Azerbaijan is claiming victory after its brief offensive in the breakaway region dominated by ethnic Armenians.
Azerbaijani officials and ethnic Armenians from Nagorno-Karabakh have started talks in the Azeri city of Yevlakh, two days after Baku launched a new offensive in the long-troubled breakaway region.
Russia’s state news agency RIA Novosti on Thursday showed images of delegates sitting around a table.
The rivals reached a ceasefire agreement on Wednesday that could put an end to decades of aspirations for the enclave’s independence from Baku.
Azerbaijan’s offensive in the secessionist region was aimed at restoring full control of the territory. It justified its military action, claiming that six people, including two civilians, had died due to mines placed by Armenians in Nagorno-Karabakh.
Nagorno-Karabakh is recognised internationally as part of Azerbaijan, but the 120,000 ethnic Armenians living there dominate the region. Baku and Yerevan have been vying for control over the region for decades and have fought two wars.
Fighting on Tuesday lasted for 24 hours before separatist forces of the self-styled “Republic of Artsakh” accepted a ceasefire whose terms signalled the area would return under Baku’s control.
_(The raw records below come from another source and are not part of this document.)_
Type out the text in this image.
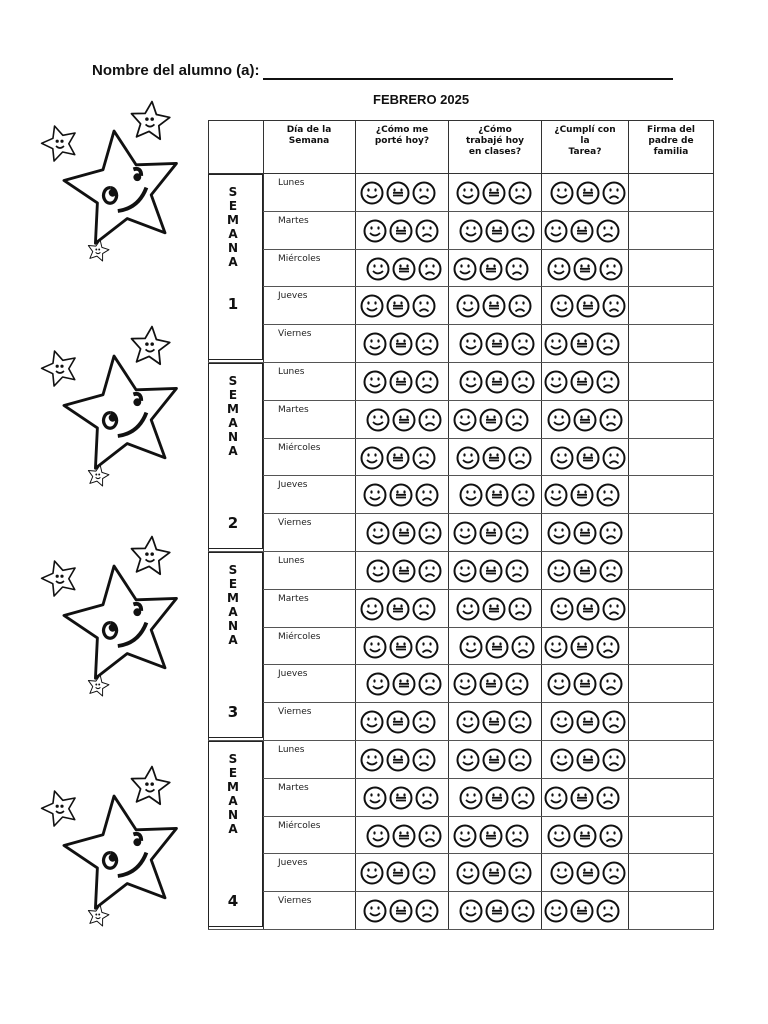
Nombre del alumno (a):
FEBRERO 2025
Día de la
Semana
¿Cómo me
porté hoy?
¿Cómo
trabajé hoy
en clases?
¿Cumplí con
la
Tarea?
Firma del
padre de
familia
S
E
M
A
N
A
1
Lunes
Martes
Miércoles
Jueves
Viernes
S
E
M
A
N
A
2
Lunes
Martes
Miércoles
Jueves
Viernes
S
E
M
A
N
A
3
Lunes
Martes
Miércoles
Jueves
Viernes
S
E
M
A
N
A
4
Lunes
Martes
Miércoles
Jueves
Viernes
According to the Nagorno-Karabakh office for human rights, at least 200 ethnic Armenians died, including 10 civilians. Al Jazeera was not able to independently verify the death toll.
“Karabakh is Azerbaijan,” Azerbaijani President Ilham Aliyev triumphantly said in a televised speech on Wednesday, adding that his “iron fist” had consigned the idea of a separatist Armenian Karabakh to history.
The separatist Armenian forces said they were forced to accept the deal after Azerbaijani forces broke through their lines and seized a number of heights and strategic road junctions.
Azerbaijan’s Ministry of Defense also said Armenian forces in Karabakh had agreed to “lay down their weapons, abandon combat positions and military posts and completely disarm”, adding that all arms and heavy equipment were being handed over to the Azerbaijani military.
Baku had demanded that the separatist political authorities in Karabakh disband before any talks are held about the future of the region, which Azerbaijan wants to fully integrate.
Russia’s Ministry of Defence said the ceasefire will be implemented in coordination with Russian peacekeepers, while Armenia’s Prime Minister Nikol Pashinyan – who is facing calls to resign – said Yerevan was not involved in preparing the text of the truce.
“We hope that military escalation will not continue, because, in the current conditions, it is very important to ensure stability and stop combat actions,” Pashinyan said in a TV address to Armenians.
He also noted that Armenia has not had troops in Karabakh since August 2021.
Thousands have gathered at Republic Square, in the heart of Yerevan, decrying the government’s perceived failure to support Armenian separatists.